In ordine da sinistra: Maria Paola Agasucci (Comune di Macerata), Teresa Lambertucci (Responsabile Centro per l’Impiego, Macerata), Daniele Regolo (Diversity and Inclusion Manager), Anna Maria Mariani e Laura Marchegiani (Università di Macerata).

L’importanza della questione

«Sono temi importanti sia come educatori che come cittadini», dichiara la Laura Marchegiani, responsabile del servizio placement e orientamento alla carriera dell’Università di Macerata, «per questo motivo è giusto che nelle Università, dove sono i lavoratori di domani, si diffonda la cultura di un azienda inclusiva e aperta alle diversità». Ma “inclusione” è un termine da «maneggiare con cura», come ricorda la prorettrice Catia Giaconi, perché è facile cadere in cliché e perbenismi. Queste sono anche le parole usate nel libro “La formula dell’unicità” dal suo autore Daniele Regolo: dottore in Scienze Politiche a UniMc, con una condizione di sordità profonda dalla nascita e da anni Diversity and Inclusion Manager per numerose aziende.  

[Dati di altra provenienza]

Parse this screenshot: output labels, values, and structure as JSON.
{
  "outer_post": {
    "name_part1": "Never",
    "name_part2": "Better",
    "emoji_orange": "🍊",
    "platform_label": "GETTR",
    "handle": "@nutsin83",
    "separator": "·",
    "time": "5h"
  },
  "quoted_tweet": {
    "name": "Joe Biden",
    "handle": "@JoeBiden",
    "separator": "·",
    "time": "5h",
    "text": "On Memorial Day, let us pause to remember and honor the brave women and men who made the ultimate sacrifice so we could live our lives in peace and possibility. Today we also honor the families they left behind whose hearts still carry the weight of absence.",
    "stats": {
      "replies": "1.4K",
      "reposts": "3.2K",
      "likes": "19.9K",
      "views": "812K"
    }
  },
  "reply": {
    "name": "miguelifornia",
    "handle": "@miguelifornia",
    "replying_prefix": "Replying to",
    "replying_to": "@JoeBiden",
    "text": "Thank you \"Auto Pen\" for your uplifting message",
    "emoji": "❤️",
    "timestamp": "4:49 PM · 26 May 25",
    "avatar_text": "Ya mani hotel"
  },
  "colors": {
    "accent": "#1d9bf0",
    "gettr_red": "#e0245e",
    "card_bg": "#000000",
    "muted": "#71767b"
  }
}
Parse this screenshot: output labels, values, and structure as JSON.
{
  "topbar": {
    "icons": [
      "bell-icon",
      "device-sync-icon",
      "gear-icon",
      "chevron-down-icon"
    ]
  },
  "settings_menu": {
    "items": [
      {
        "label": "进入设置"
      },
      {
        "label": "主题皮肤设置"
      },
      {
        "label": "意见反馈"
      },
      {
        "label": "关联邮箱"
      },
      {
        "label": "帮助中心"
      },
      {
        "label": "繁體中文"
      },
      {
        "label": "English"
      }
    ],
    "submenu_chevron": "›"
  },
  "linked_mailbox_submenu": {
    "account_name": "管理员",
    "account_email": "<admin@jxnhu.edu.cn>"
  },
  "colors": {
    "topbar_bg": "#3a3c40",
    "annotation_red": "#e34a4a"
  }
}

«Per ottenere una vera meritocrazia in azienda», spiega Regolo, «occorre che tutti abbiano i mezzi necessari per esprimere il proprio valore e le proprie capacità. Ma questa non si ottiene attraverso l’uguaglianza degli strumenti e delle opportunità messe a disposizione, bensì grazie alla loro equità, al loro essere cuciti in base alle esigenze di ciascuno»

Lavoro inclusivo, cosa si può fare?

In concreto, per le aziende significa mettere in atto azioni di welfare – come, ad esempio, permessi ed orari di lavoro flessibili, o la possibilità di lavorare da remoto – sia per persone affette da disabilità, sia per care-givers e tutti coloro che vivono situazioni in grado di gravare e inficiare sulla buona riuscita dell’attività professionale; in questo senso «l’inclusione», come si legge nel libro, «è lo strumento che permette a tutti di giocare la propria partita»

Copertina del nuovo libro di Daniele Regolo (Mondadori, 2024)

«Oggi assistiamo – come illustra Teresa Lambertucci, responsabile del Centro per l’Impiego di Macerata – a un’evidente evoluzione nei servizi di assistenza, e la legge 68 del ’99, il testo unico sulla disabilità, è uno dei più avanzati d’Europa»; «quindi l’aspetto dove si può intervenire di più – dalle parole di Regolo – è quello culturale: molta gente – tra dipendenti e datori di lavoro – non conosce gli ausili di cui per legge può usufruire, come gli accomodamenti ragionevoli».  

L’idea di inclusione, col passare degli anni, sta diventando sempre più normale, e normalmente inserita nelle politiche aziendali: è normale che le persone disabili siano soggetti di diritto, e non solo da assistere; è normale, per molte realtà imprenditoriali, chiedere la consulenza dei diversity manager, o abbattere le barriere architettoniche e intellettive; ma «l’inclusione non va avanti solo perché dopo il ’23 c’è il ’24 – sostiene Daniele Regolo – va avanti grazie alla consapevolezza che quella disabilità è solo il 10% di una persona, non il 100%».